Du côté de l’État, ils n’ont pas les effectifs suffisants. À ma connaissance, ils prennent toujours un nombre d’arrêtés d’insalubrité ridicule au regard de la situation. Je ne sais pas comment ça a évolué depuis mon rapport. En 2015, il y avait une seule personne à l’Agence régionale de santé qui s’occupait d’insalubrité pour toute la région [selon nos informations, le nombre d’arrêtés d’insalubrité pris à Marseille en 2018 s’élève à 11. Le service de l’ARS est passé à trois personnes, ndlr]. Du côté de la Ville, on m’a dit qu’ils avaient fait des efforts pour renforcer leurs services. Mais, en voyant ce qui se passe cette semaine, ce n’est à l’évidence pas suffisant.
Quelle est la nature du blocage ?
Le problème principal tient à la question du relogement. Dans un immeuble en situation de péril imminent, les habitants doivent être relogés immédiatement et souvent de manière durable. Or, cela veut dire qu’au-delà de l’hébergement d’urgence, il faut pouvoir mobiliser des logements du parc HLM. À l’époque, des élus m’avaient demandé d’écrire qu’il fallait que des efforts soient faits. Les services de la Ville eux-mêmes m’ont avoué que c’était impensable qu’après un arrêté de péril ou d’insalubrité, les gens soient relogés dans le parc HLM parce qu’il ne servait pas à cela. Les HLM, c’était la chasse gardée des élus qui faisaient du clientélisme avec les attributions. Du coup, ils préfèrent bricoler avec le logement social de fait que constitue cet habitat indigne.

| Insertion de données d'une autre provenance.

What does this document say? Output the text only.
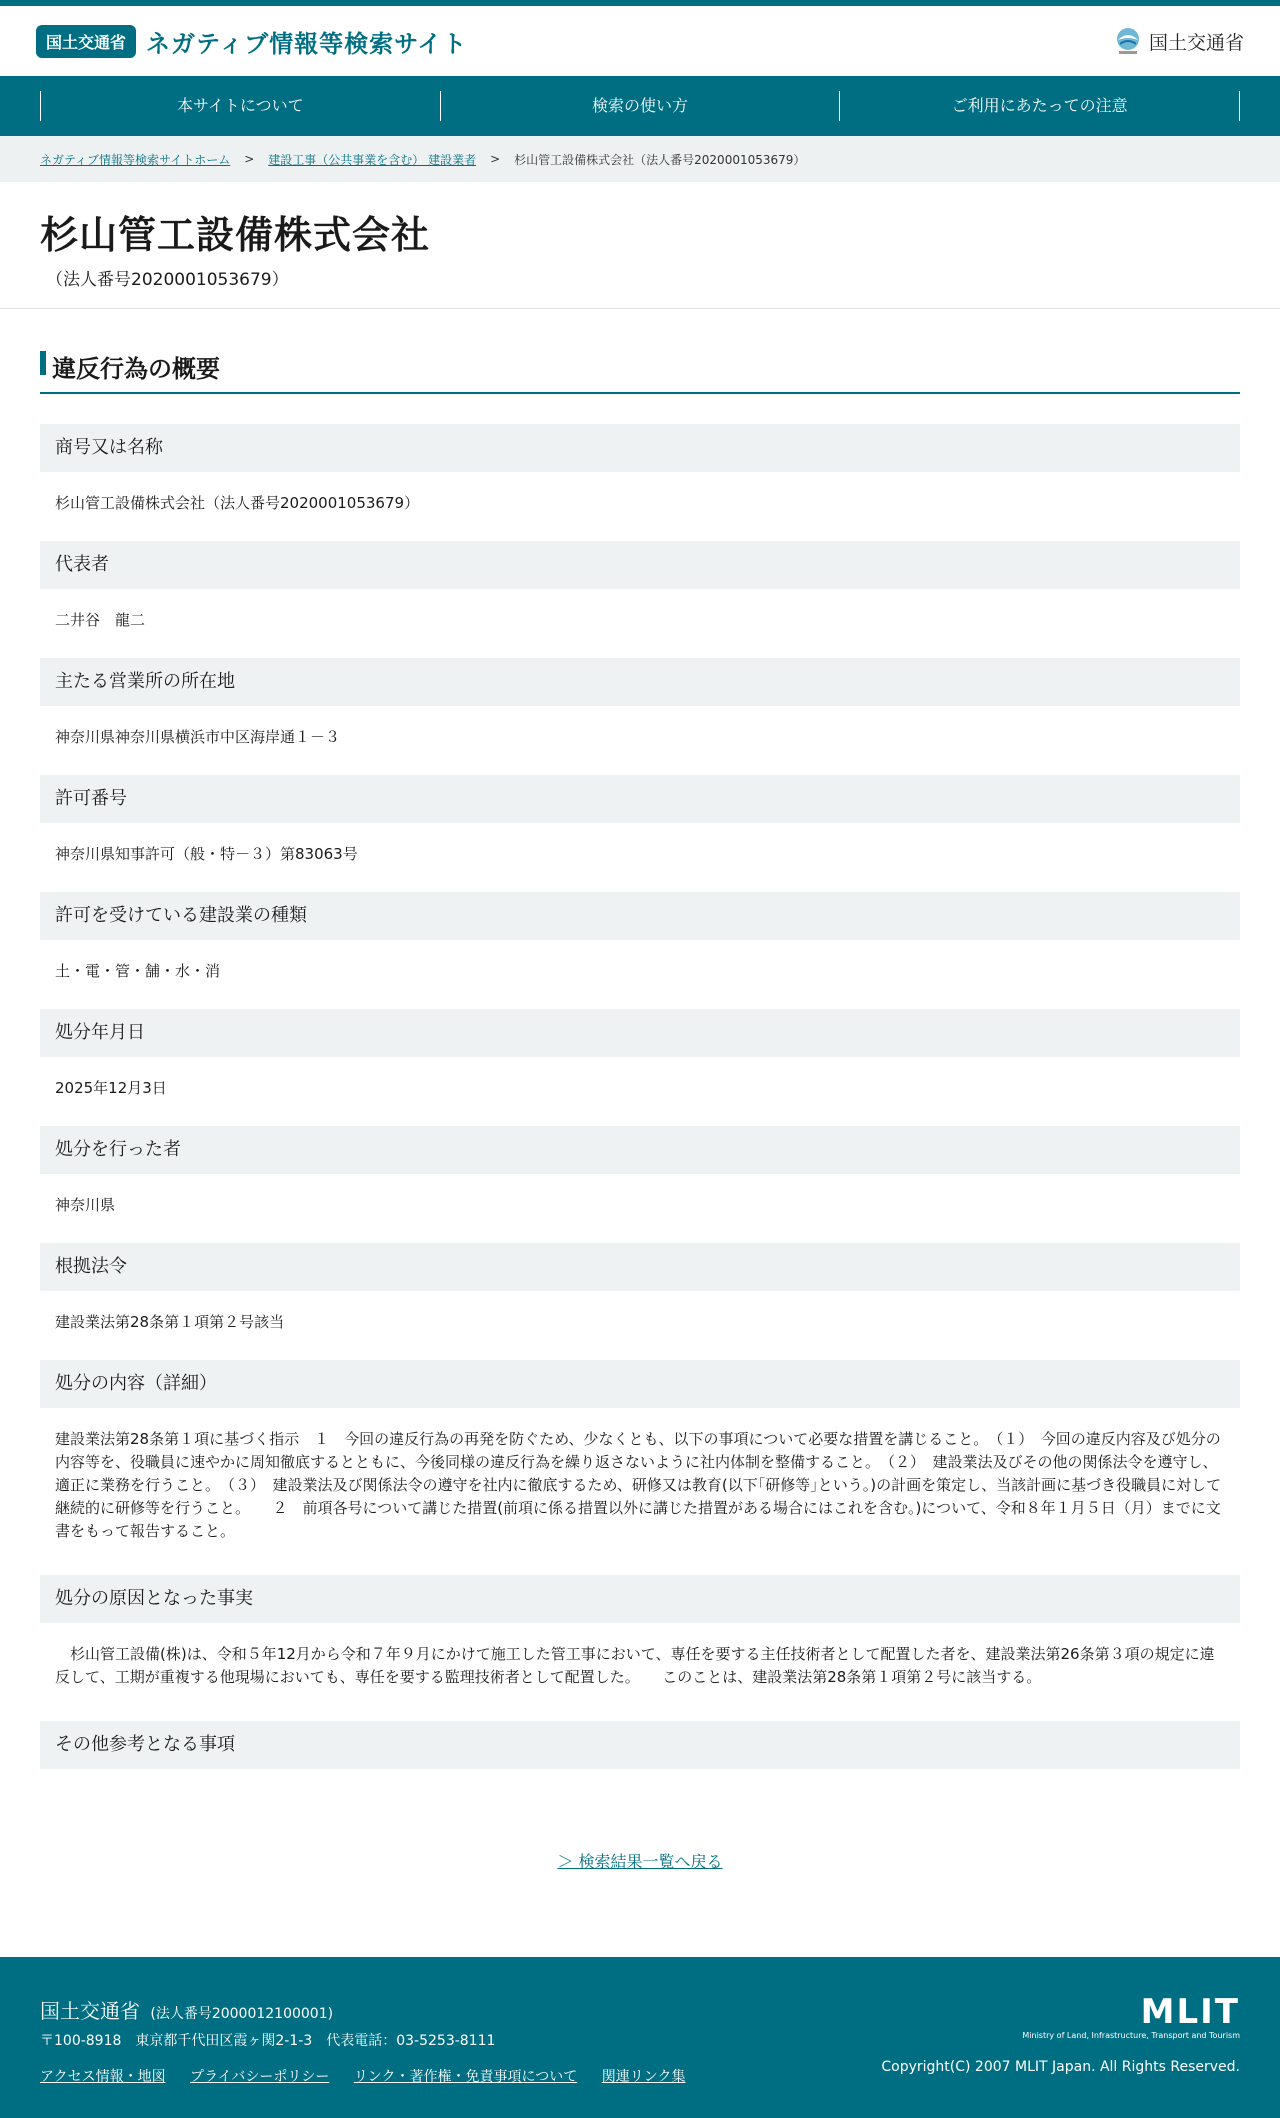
国土交通省 ネガティブ情報等検索サイト	国土交通省
本サイトについて	検索の使い方	ご利用にあたっての注意
ネガティブ情報等検索サイトホーム > 建設工事（公共事業を含む） 建設業者 > 杉山管工設備株式会社（法人番号2020001053679）
杉山管工設備株式会社
（法人番号2020001053679）
違反行為の概要
商号又は名称
杉山管工設備株式会社（法人番号2020001053679）
代表者
二井谷　龍二
主たる営業所の所在地
神奈川県神奈川県横浜市中区海岸通１－３
許可番号
神奈川県知事許可（般・特－３）第83063号
許可を受けている建設業の種類
土・電・管・舗・水・消
処分年月日
2025年12月3日
処分を行った者
神奈川県
根拠法令
建設業法第28条第１項第２号該当
処分の内容（詳細）
建設業法第28条第１項に基づく指示　１　今回の違反行為の再発を防ぐため、少なくとも、以下の事項について必要な措置を講じること。　（１）　今回の違反内容及び処分の内容等を、役職員に速やかに周知徹底するとともに、今後同様の違反行為を繰り返さないように社内体制を整備すること。　（２）　建設業法及びその他の関係法令を遵守し、適正に業務を行うこと。　（３）　建設業法及び関係法令の遵守を社内に徹底するため、研修又は教育(以下｢研修等｣という。)の計画を策定し、当該計画に基づき役職員に対して継続的に研修等を行うこと。　　２　前項各号について講じた措置(前項に係る措置以外に講じた措置がある場合にはこれを含む｡)について、令和８年１月５日（月）までに文書をもって報告すること。
処分の原因となった事実
　杉山管工設備(株)は、令和５年12月から令和７年９月にかけて施工した管工事において、専任を要する主任技術者として配置した者を、建設業法第26条第３項の規定に違反して、工期が重複する他現場においても、専任を要する監理技術者として配置した。　　このことは、建設業法第28条第１項第２号に該当する。
その他参考となる事項
＞ 検索結果一覧へ戻る
国土交通省 (法人番号2000012100001)
〒100-8918　東京都千代田区霞ヶ関2-1-3　代表電話：03-5253-8111
アクセス情報・地図 プライバシーポリシー リンク・著作権・免責事項について 関連リンク集
MLIT
Ministry of Land, Infrastructure, Transport and Tourism
Copyright(C) 2007 MLIT Japan. All Rights Reserved.
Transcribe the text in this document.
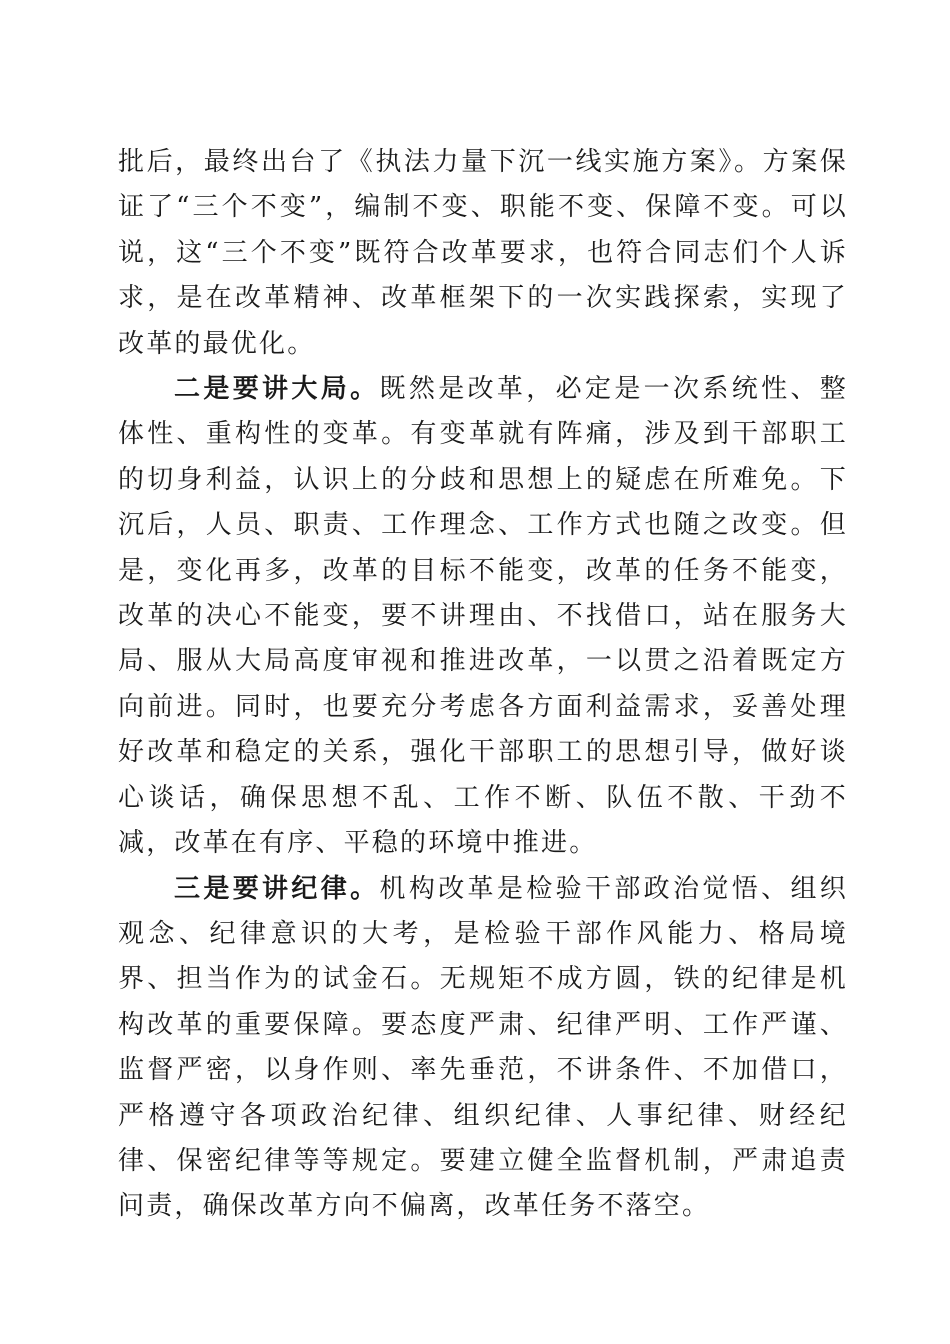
批后，最终出台了《执法力量下沉一线实施方案》。方案保证了“三个不变”，编制不变、职能不变、保障不变。可以说，这“三个不变”既符合改革要求，也符合同志们个人诉求，是在改革精神、改革框架下的一次实践探索，实现了改革的最优化。

二是要讲大局。既然是改革，必定是一次系统性、整体性、重构性的变革。有变革就有阵痛，涉及到干部职工的切身利益，认识上的分歧和思想上的疑虑在所难免。下沉后，人员、职责、工作理念、工作方式也随之改变。但是，变化再多，改革的目标不能变，改革的任务不能变，改革的决心不能变，要不讲理由、不找借口，站在服务大局、服从大局高度审视和推进改革，一以贯之沿着既定方向前进。同时，也要充分考虑各方面利益需求，妥善处理好改革和稳定的关系，强化干部职工的思想引导，做好谈心谈话，确保思想不乱、工作不断、队伍不散、干劲不减，改革在有序、平稳的环境中推进。

三是要讲纪律。机构改革是检验干部政治觉悟、组织观念、纪律意识的大考，是检验干部作风能力、格局境界、担当作为的试金石。无规矩不成方圆，铁的纪律是机构改革的重要保障。要态度严肃、纪律严明、工作严谨、监督严密，以身作则、率先垂范，不讲条件、不加借口，严格遵守各项政治纪律、组织纪律、人事纪律、财经纪律、保密纪律等等规定。要建立健全监督机制，严肃追责问责，确保改革方向不偏离，改革任务不落空。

Outre les grandes copropriétés, votre rapport traite aussi du centre ancien. C’est aussi là que se concentrent les situations d’indignité. Est-ce que c’est une question d’outils pour agir efficacement ?
Pas du tout. J’ai été mandaté parce que j’ai dirigé le service logement et habitat de la Ville de Paris. Nous avions réussi à traiter les questions de logement indigne et insalubre à Paris. Il s’agit de mettre les moyens et d’avoir une volonté politique pour les mettre en œuvre. Ensuite, il faut avoir un bon aménageur ce qui, me semble-t-il, n’est pas le cas de la Ville de Marseille. Ce n’est pas une question d’outils techniques. Sur place, à Marseille, j’ai découvert que la délégation locale de l’Agence nationale d’amélioration de l’habitat ne savait même pas qu’elle pouvait directement aider les syndicats de copropriété à financer les travaux sur les parties communes. Or, c’est un outil qui facilite les choses. Cela coûte cher mais cela marche. C’est avant tout une question de volonté politique et de moyens pour agir. À Paris, nous avions dépensé des dizaines de millions d’euros pour réussir ce type de politique. L’idée n’est pas de dessiner un périmètre et d’agir en son sein mais d’agir à chaque fois qu’un immeuble est signalé. Un diagnostic était aussitôt fait et on déployait toute la boîte à outils pour agir à la mesure des problèmes. Quand personne n’a envie d’agir, il se passe ce que nous connaissons ces derniers jours à Marseille.